Key art ufficiale di The Day I Became a Bird
The Day I Became a Bird su PS5: la recensione di una piccola fiaba interattiva sulla tenerezza del primo amore
The Day I Became a Bird è una storia illustrata giocabile: breve, dolce, semplice, pensata per chi cerca un’esperienza narrativa tenera e diversa dal solito.
The Day I Became a Bird su PS5: la recensione di una piccola fiaba interattiva sulla tenerezza del primo amore
The Day I Became a Bird è una storia illustrata giocabile: breve, dolce, semplice, pensata per chi cerca un’esperienza narrativa tenera e diversa dal solito.

Dopo anni di open world immensi, boss fight infinite e inventari pieni di oggetti che non useremo mai, ogni tanto fa bene incontrare un gioco piccolo, gentile, quasi sussurrato. The Day I Became a Bird, provato su PS5, è esattamente questo: una breve avventura narrativa illustrata che racconta il primo amore con lo stupore, l’imbarazzo e la fantasia dell’infanzia.
Il protagonista è Frank, un bambino che scopre nuovi sentimenti per Sylvia, una compagna di classe appassionata di uccelli. Da qui nasce una storia tenera, fatta di piccoli gesti, oggetti da trovare, enigmi semplici e momenti quotidiani trasformati in qualcosa di speciale.
Una storia piccola, ma con un’identità molto precisa
La forza di The Day I Became a Bird è il tono. Tutto è costruito per comunicare una fragilità dolce: Frank non sa bene come farsi notare, non sa come dare forma a quello che sente, quindi prova a capire Sylvia, i suoi interessi, il suo mondo.
Il gioco parla di infanzia senza trasformarla in nostalgia zuccherosa. C’è leggerezza, sì, ma anche quella goffaggine reale dei primi sentimenti, quando tutto sembra gigantesco e allo stesso tempo impossibile da spiegare.

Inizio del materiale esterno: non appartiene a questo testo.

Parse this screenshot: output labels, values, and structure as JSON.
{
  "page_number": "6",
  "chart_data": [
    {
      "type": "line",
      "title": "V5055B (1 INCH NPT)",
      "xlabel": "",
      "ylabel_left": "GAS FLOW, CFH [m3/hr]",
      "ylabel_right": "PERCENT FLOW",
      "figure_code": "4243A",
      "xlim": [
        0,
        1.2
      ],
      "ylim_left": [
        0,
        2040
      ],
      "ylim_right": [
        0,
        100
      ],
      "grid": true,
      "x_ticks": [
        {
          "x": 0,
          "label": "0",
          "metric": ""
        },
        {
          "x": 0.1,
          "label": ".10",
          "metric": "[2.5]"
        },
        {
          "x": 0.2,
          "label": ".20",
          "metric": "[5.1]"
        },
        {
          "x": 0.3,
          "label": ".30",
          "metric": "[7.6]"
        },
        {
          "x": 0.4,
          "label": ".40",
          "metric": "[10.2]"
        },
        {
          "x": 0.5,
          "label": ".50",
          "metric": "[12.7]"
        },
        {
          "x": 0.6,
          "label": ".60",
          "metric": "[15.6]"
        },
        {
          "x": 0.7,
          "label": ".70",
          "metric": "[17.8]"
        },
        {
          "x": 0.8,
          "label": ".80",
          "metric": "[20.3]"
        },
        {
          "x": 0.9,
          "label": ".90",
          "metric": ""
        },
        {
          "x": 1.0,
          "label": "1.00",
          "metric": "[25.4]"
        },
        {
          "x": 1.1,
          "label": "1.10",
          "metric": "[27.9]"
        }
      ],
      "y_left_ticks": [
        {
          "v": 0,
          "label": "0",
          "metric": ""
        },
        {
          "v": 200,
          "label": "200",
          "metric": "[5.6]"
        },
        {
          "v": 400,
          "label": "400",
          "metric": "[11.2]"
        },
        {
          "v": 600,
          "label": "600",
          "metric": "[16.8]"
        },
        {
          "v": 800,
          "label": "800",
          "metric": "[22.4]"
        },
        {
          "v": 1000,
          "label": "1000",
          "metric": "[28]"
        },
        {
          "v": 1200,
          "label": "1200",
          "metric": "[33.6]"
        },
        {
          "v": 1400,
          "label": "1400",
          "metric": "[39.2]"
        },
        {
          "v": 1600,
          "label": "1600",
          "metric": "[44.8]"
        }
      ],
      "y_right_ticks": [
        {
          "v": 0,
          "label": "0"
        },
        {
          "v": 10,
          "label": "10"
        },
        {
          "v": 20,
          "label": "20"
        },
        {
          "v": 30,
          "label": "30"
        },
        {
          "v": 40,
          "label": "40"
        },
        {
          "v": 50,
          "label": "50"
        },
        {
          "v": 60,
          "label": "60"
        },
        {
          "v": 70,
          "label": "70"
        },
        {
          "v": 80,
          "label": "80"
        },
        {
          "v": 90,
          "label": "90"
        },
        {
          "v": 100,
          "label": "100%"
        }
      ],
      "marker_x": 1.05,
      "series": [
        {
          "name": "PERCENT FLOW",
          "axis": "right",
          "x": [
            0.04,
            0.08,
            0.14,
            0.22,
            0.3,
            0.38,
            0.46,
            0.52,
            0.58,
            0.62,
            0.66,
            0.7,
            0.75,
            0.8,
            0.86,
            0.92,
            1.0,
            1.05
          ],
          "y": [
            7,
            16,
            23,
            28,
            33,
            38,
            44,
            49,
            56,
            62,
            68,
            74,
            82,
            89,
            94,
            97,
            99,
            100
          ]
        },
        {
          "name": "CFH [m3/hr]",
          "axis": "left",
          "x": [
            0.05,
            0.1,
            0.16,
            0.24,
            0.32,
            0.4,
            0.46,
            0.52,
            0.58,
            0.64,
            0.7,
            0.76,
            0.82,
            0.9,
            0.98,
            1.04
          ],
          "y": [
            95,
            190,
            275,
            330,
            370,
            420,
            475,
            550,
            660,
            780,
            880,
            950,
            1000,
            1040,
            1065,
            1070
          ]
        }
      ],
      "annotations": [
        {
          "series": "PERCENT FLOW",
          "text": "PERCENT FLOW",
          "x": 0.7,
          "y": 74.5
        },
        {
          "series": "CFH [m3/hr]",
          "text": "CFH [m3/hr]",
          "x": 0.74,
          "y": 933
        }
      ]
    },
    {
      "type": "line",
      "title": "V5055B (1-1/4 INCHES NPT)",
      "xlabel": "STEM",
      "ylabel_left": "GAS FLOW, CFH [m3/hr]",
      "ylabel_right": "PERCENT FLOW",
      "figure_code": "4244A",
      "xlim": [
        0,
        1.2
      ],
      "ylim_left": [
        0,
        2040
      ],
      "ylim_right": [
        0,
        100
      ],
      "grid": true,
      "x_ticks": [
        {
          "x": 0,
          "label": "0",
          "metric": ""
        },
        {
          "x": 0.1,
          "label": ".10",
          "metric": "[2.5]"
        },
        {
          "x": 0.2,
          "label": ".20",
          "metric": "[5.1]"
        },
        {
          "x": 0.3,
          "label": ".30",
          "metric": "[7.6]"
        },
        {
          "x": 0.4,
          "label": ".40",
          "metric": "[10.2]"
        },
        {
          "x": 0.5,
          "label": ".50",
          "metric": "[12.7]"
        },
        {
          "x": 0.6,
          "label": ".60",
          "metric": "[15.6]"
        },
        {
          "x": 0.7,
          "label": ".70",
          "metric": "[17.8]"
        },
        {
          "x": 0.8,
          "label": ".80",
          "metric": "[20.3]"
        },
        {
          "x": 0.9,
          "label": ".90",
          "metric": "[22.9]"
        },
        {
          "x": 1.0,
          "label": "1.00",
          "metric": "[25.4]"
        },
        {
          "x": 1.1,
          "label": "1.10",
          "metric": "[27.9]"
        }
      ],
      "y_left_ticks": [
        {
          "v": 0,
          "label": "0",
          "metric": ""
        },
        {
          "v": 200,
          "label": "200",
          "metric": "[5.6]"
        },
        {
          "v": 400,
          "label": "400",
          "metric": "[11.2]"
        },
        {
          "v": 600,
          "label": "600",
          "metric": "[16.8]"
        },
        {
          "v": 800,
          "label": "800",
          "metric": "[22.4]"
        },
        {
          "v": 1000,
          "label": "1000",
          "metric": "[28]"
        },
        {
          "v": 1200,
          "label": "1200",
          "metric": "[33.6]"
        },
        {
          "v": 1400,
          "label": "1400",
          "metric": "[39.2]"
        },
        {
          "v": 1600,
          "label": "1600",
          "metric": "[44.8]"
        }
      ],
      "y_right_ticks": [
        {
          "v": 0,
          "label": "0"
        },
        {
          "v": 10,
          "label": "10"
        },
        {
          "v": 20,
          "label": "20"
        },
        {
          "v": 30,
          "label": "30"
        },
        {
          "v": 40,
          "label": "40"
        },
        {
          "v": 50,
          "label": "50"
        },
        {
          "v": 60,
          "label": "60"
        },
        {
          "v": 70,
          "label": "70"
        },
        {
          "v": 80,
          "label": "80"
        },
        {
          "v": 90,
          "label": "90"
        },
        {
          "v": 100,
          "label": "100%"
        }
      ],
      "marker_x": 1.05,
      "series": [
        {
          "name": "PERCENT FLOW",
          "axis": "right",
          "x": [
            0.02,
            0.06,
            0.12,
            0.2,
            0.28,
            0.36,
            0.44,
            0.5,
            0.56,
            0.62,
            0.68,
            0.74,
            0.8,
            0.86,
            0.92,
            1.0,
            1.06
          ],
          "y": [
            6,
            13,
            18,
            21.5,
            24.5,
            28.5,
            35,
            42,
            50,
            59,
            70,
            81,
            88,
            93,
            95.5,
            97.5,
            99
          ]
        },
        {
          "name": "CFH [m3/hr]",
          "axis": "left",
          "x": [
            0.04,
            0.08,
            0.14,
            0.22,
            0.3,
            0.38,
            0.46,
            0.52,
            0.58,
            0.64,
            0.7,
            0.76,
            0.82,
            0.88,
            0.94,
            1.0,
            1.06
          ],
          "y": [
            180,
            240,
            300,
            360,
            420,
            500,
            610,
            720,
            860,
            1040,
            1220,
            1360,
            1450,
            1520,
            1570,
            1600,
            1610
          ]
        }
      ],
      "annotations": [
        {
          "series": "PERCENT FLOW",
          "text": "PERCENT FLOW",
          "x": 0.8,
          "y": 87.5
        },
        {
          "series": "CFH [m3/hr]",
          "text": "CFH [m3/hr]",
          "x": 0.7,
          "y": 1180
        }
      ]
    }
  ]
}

Gameplay leggero, forse troppo per alcuni
La parte interattiva ruota attorno a esplorazione, piccoli puzzle e raccolta di oggetti. Non aspettatevi grandi enigmi o scelte narrative complesse. The Day I Became a Bird non è quel tipo di gioco. Qui il gameplay accompagna la storia, senza mai rubarle la scena.
Questo approccio ha due conseguenze. Da un lato rende l’esperienza molto accessibile e rilassante. Dall’altro potrebbe lasciare un po’ freddi i giocatori che cercano una struttura più profonda. Alcuni puzzle sono davvero semplici e il ritmo è molto tranquillo.
A chi lo consigliamo
Lo consigliamo a chi ama giochi narrativi, esperienze brevi, storie illustrate e titoli cozy con una vena poetica. È perfetto per chi cerca qualcosa di diverso tra un gioco più impegnativo e l’altro.
Verdetto
The Day I Became a Bird è una piccola fiaba interattiva, dolce e curata, che su PS5 offre un’esperienza breve ma riconoscibile. Non è profondo dal punto di vista meccanico, ma è sincero, visivamente delizioso e capace di raccontare il primo amore con una leggerezza rara.